Я знаю ответ. Я цеплялась за последний, крошечный клочок надежды на то, что однажды я вернусь. Сущее безумие. Пришло время это отпустить. Отпусти, Элли. Я должна отпустить, и я отпущу.
Тяжелым шагом я выхожу из здания, прохожу через крыльцо и снова попадаю на залитую светом площадь. Рисунок Эда до сих пор лежит в моем кармане. Я достаю его и рассматриваю еще раз. Такая милая картина. Картина моей собственной утраченной мечты: такая простая, на ней всего две фигуры, я и Дэн, вместе. Если бы это была и его мечта…
Тут я понимаю, что на другой стороне листа написано несколько слов. Крупным, неровным детским почерком:
Если эта случица мой папа будит апять щаслив.
55
Дэн
Пришла весна. На орешнике распускаются почки. В кустах громко щебечут птицы. По небу плывут облака, дни сменяют друг друга. На буках распускаются новые листья. Каждый листик аккуратно сложен, как крошечный веер. Распустившись, они становятся бледно-изумрудно-зелеными, плиссированными и совершенными. Их края оторочены мехом, пушистым и белым. Я смотрю на них и поглаживаю эти листики. Мои пальцы слишком большие и шершавые. Я показываю листья своему сыну Эду. Он смотрит на них и тоже гладит. Его пальчики больше подходят к ним.

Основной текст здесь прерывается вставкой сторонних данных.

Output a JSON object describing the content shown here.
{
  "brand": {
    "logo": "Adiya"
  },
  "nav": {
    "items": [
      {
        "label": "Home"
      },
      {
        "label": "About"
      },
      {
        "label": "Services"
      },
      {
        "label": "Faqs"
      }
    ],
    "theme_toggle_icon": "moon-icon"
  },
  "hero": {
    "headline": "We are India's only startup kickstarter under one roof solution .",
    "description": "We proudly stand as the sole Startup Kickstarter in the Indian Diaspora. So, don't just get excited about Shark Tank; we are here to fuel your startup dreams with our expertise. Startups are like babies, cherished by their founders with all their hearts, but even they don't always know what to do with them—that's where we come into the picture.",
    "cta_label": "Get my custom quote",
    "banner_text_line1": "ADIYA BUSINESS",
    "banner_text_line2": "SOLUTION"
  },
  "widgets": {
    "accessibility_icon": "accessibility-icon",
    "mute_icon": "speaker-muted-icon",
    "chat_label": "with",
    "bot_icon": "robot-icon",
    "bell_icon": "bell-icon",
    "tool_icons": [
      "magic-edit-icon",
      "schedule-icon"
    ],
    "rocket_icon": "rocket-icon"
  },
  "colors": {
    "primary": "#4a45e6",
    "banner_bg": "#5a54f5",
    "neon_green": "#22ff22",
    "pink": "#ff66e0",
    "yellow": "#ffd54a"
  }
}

Финес часто исчезает, и его отлучки становятся все дольше. Я подозреваю, что теперь, весной, он решил, что ему нужна девушка, и отправляется на ее поиски. Томас говорит, что это чудо, что он до сих пор не угодил в чей-нибудь пирог. Я отвечаю, что больше не пойду с ним пить, если он будет произносить такие вещи. Он извиняется, что расстроил меня. Говорит, что шутит. Он добавляет, что вообще-то за последнее время стал добрее. И велел своей жене Линде больше не готовить фазанов на ужин. Из уважения к пернатым. Судя по всему, они с женой из-за этого поругались. Потом она сказала, что ей очень жаль, и подчеркнула, что у него, видимо, все-таки есть сердце, и она этому рада, после чего они вместе отправились в постель. С новой порцией пива мы поднимаем тост за это и за здоровье Финеса. Томас говорит: «Жаль, что у тебя ничего не вышло с Элли Джей, дружище». Я пью пиво и стараюсь об этом не думать. Но все равно об этом думаю. Все время.
Маленькие саженцы березы, которые мы с Элли посадили на ее день рождения, начали прорастать в лотке для семян. Они крошечные и хрупкие, и я держу их в укрытии. Среди них часто появляются сорняки, и я их пропалываю. В засушливые дни они испытывают жажду, и я их поливаю. Когда-нибудь придет время высадить их в открытый грунт, но пока они не готовы. Березы торопить нельзя.